Second Generation Torsion "Test Set" Design Scheme

Contributors: @Hyesu Jang , @Lee-Ping Wang

Goal: Making two separate test sets:

Neighboring set: a set contains chemically similar torsions to the training sets;
Diverse set: a set covers more broad chemical diversity.

*Change has been made based on the feedback from @David Mobley and @Jessica Maat (Deactivated) .

Selection Scheme:

1. Neighboring set selection scheme

Used the same clusters determined during the training set generation. (https://openforcefield.atlassian.net/wiki/x/d4DHDw )
Clustering scheme:

For each torsion parameter, list effective torsions matching to the parameter;
Cluster list using MACCS keys and DBSCAN with adjustment of variables.
1. For each list of molecules, calculate distance matrix using MACCS keys and Tanimoto similarity measure;
2. Cluster the distance matrix using DBSCAN.
  1. epsilon = 0.4, min_samples = 2
  2. If number of clusters is < 2, re-cluster the matrix with varying epsilon value from 0.5 to 0.1 until the number of clusters is >= 2

For each cluster, select one molecule which is the most similar (but not the same) with a molecule selected to the training set based on the Tanimoto similarity measure . (molecules only differ in stereochemistry with the molecule in the training set were also excluded.)

2. Diverse set selection scheme

- One approach, which uses clusters:

For each cluster, after selecting a molecule for the neighboring set, select all the remainders randomly select one among the remained molecules which are not the same with any molecule in the training set or any molecule selected to be in the neighboring set.

For noise, all the molecules assigned to the noise are added to the diverse set.

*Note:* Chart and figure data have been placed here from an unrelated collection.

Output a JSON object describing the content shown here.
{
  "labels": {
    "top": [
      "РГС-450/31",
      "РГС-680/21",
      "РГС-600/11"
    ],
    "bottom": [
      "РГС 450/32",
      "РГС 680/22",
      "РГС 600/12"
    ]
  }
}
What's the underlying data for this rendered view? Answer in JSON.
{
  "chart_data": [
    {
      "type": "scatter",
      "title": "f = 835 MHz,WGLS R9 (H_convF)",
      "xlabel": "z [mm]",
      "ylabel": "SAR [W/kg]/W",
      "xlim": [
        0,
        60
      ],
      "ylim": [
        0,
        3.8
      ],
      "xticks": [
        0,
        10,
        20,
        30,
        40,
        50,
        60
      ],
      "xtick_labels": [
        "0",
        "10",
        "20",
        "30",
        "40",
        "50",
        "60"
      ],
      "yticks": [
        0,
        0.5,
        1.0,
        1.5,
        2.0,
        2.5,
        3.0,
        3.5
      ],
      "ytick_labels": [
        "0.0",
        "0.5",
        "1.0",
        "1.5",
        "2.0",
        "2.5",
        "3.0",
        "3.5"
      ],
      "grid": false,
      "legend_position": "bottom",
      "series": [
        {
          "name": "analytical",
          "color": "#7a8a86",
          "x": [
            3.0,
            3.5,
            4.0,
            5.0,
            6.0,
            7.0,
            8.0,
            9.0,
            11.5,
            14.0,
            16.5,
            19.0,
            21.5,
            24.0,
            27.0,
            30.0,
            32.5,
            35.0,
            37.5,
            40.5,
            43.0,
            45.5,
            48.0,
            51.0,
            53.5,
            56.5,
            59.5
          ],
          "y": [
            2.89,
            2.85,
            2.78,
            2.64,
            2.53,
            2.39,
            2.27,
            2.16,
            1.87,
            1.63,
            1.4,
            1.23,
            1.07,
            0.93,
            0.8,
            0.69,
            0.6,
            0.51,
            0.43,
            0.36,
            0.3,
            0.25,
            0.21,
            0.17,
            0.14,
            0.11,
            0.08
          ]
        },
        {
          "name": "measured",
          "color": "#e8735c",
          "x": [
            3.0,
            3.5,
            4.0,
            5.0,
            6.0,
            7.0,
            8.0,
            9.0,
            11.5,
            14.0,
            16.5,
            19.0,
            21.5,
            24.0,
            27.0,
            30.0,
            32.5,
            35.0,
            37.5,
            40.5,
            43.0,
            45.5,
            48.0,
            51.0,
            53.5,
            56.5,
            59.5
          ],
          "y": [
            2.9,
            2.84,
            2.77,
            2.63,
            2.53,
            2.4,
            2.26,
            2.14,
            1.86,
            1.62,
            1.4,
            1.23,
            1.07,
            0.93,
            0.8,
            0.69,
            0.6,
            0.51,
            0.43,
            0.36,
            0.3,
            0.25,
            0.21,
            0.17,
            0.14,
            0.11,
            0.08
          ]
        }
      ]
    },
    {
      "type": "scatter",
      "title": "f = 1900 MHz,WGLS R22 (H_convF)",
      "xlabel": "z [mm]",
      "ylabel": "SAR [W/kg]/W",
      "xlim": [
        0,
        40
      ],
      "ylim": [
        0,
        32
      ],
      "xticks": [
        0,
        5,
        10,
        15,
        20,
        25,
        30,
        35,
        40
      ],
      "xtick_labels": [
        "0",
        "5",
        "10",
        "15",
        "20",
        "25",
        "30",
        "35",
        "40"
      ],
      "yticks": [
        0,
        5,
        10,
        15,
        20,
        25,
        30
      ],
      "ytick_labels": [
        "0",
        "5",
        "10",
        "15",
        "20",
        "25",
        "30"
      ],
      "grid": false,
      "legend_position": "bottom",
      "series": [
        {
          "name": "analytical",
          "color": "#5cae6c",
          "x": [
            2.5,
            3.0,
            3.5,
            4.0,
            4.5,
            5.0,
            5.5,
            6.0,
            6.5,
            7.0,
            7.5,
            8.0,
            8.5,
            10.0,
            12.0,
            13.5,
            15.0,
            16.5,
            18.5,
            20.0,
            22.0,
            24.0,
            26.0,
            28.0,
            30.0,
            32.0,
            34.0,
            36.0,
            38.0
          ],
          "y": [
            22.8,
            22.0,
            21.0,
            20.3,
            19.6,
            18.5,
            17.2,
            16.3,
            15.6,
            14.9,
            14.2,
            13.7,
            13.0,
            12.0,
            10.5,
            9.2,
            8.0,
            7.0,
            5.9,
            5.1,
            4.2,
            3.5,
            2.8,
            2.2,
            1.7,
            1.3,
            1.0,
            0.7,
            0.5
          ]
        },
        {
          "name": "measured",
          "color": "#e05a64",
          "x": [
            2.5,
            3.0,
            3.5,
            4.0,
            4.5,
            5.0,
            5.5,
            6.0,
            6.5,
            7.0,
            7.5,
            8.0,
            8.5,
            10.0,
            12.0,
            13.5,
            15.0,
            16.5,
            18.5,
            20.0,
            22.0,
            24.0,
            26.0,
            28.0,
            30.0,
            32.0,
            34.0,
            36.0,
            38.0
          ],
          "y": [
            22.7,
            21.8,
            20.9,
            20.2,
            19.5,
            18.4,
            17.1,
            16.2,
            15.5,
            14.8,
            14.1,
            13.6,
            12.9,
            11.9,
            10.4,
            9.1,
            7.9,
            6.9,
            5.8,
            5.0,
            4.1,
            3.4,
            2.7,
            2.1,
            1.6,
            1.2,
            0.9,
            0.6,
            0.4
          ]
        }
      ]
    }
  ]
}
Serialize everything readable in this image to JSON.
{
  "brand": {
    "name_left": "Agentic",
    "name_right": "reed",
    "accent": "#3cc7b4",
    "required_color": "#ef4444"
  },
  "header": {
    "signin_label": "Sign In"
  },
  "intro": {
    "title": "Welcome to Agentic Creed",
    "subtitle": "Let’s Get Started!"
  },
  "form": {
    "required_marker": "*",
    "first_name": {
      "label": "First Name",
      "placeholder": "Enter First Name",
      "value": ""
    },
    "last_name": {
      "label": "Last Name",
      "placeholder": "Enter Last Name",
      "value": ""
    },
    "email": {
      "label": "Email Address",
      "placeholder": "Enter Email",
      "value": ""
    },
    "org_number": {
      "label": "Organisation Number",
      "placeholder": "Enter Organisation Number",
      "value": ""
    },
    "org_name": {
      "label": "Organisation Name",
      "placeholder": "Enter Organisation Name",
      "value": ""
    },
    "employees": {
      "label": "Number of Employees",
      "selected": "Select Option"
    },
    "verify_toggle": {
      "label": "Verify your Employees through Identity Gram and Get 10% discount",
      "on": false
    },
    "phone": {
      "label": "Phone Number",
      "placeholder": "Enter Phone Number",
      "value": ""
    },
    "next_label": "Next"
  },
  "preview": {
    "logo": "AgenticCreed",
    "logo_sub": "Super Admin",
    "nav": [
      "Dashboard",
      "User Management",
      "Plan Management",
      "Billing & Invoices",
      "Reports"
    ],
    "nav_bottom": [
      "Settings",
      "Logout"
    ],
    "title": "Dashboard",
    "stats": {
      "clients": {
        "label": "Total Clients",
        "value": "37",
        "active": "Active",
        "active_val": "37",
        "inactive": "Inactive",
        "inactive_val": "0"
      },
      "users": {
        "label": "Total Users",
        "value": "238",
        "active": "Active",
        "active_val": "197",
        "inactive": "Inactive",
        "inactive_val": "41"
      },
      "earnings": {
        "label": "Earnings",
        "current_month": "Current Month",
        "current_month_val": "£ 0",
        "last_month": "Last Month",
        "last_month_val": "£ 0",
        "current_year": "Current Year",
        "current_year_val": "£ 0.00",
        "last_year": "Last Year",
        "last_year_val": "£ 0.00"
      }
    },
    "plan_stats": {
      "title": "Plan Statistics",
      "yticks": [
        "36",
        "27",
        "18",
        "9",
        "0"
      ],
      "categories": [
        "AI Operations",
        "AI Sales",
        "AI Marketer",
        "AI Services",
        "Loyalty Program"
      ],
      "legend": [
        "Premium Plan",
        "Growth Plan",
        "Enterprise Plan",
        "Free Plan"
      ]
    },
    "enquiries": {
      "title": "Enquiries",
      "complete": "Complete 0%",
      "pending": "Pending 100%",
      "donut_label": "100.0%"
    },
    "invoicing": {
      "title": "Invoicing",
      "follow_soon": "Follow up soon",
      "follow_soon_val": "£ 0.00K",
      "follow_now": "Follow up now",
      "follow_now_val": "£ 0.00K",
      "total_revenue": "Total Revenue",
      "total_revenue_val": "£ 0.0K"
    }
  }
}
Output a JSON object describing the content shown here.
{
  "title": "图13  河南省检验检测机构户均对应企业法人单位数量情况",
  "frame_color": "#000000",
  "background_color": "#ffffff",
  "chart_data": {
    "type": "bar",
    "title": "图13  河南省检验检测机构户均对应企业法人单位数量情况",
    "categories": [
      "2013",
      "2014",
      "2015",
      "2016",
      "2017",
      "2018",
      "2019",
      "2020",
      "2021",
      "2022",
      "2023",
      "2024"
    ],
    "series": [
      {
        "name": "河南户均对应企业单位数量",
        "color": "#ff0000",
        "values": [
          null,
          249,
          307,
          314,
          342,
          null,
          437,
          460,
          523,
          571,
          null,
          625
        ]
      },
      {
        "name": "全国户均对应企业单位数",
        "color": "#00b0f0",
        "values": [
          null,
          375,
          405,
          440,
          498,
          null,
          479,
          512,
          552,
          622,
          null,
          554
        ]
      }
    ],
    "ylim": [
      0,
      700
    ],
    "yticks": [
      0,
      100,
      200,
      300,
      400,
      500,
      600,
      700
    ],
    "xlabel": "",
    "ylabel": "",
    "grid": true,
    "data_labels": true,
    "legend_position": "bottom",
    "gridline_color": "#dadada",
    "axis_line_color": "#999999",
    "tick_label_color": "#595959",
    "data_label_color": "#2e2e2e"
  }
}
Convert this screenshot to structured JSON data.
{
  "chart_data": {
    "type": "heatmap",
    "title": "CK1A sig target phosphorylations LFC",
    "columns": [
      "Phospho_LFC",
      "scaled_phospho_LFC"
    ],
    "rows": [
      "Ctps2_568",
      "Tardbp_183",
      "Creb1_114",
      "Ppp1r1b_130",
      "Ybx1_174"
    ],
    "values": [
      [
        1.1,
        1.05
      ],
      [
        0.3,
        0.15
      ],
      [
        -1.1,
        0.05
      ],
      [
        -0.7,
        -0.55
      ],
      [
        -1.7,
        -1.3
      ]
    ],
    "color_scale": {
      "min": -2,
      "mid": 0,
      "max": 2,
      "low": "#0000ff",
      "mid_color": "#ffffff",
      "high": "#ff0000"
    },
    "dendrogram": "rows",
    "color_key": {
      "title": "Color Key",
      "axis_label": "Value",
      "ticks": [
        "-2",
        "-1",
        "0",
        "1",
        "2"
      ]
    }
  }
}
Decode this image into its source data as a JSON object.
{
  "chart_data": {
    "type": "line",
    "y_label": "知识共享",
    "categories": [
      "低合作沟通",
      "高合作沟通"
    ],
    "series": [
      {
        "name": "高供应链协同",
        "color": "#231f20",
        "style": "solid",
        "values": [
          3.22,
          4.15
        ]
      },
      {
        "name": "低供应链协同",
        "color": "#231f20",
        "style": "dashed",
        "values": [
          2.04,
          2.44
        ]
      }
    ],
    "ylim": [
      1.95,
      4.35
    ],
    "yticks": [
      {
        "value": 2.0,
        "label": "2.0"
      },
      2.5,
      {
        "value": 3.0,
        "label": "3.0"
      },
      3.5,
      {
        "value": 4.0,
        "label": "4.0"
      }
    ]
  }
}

- Another approach, without using clusters:

There was one concern brought up by L-P about the size of the diverse set when including all the torsions which can be generated from input molecule sets. Depending on the size of the input molecule set, the size of the diversity set can be too big to deal with. So one possible approach to eliminate this concern is to (1) randomly select certain portion of molecules from input molecule set and (2) generate all possible torsions out of the selected molecules. This is beneficial in that it can control the size of the test set.

Comment from @David Mobley : “I think for selecting the diverse set, it would be quite reasonable to simply pick random molecules from our input sets until we reach the desired number of molecules or – if parameter coverage is a concern – to pick random molecules utilizing targeted parameters. I don’t think there is any reason we have to use chemical similarity/clustering to pick the diverse set since that’s handled by the neighboring set; the point of the diverse set is to get diversity.”

Selected sets:

Input molecule set: Roche set
training set (142 1-D): https://drive.google.com/open?id=1bk1KX-rc3Xmhf5cdVWXLCm-EjZ4a7_66

neighboring set (81 1-D): https://drive.google.com/open?id=1leNfbeGpnHk8lDhTwKRAohm4S_qULv82

diverse set (146 1-D):

(Note that the diverse set shared here was generated using the first approach.)